In fact, unless you’re in the computer software industry, you’re probably in luck. According to a study conducted by Louis Gudema, president of Revenue + Associates, most companies are still woefully behind when it comes to adopting new digital marketing strategies. He looked at 351 mid-market companies and compared their adoption of 9 common types of marketing technologies that have been around for a few years and are generally known about.
Google keyword bids only rise
To quantify the advantages early adopters can expect to experience, Gudema looked up suggested bids for keywords on Google. All keywords start out with a price at or under $1 and as they become more popular, their price rises.
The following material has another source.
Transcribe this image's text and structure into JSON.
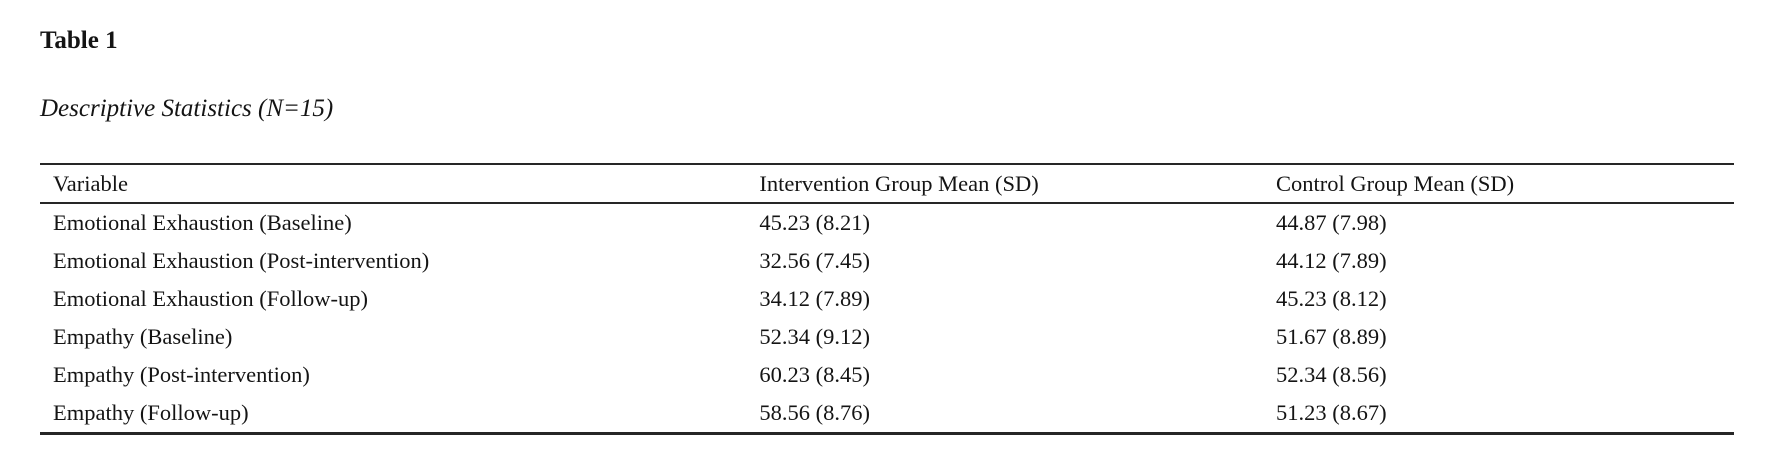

Thus, early adopters of Google keywords would have paid a small amount for the phrase “best IT consulting firms,” but today you can expect to start your bid at $59.60. The same goes for “network managed services” which comes with a price tag of $161.73.
Gudema is in the software business, as evidenced by the keywords he looked up. However, some keywords are much more profitable, and thus much more expensive. Mesothelioma cases are notoriously big earners for lawyers, which explains why some mesothelioma terms cost over $1,000 per click.
Comparison of AdWords spending paints vivid picture
SpyFu.com tracks the amount of money companies spend on Google Adwords and which keywords they’re using. In early 2013, the home security company AFA Protective Systems started using Adwords as part of its marketing strategy. They started out their spending around $18,000, it had risen to just over $22,000 by early 2014, and has now settled down to about $10,000.
AFA reported in their2014 annual report that “During 2013, the Company decided to experiment . . with various forms of marketing to increase our visibility to potential customers and in turn sales.” He went on, “The year end results in this regard were very encouraging. In fact, we traced new booked sales attributable to these efforts and learned that they were produced at a rate of ten to one in comparison to amount spent.”
All we can see is the amount they spent on Adwords, but it’s possible to compare that amount to their competitors in the same time frame. In early 2013, competitor Sentry Protective had started using Adwords, but never spent more than $11,000 on it. ADT was a latecomer to the field, spending no money until early 2014, but at a rate exceeding $200,000 at times.
The moral? The longer you take to adopt new technologies, the lower your return compared to what you could make when no one else in your field is doing what you’re doing.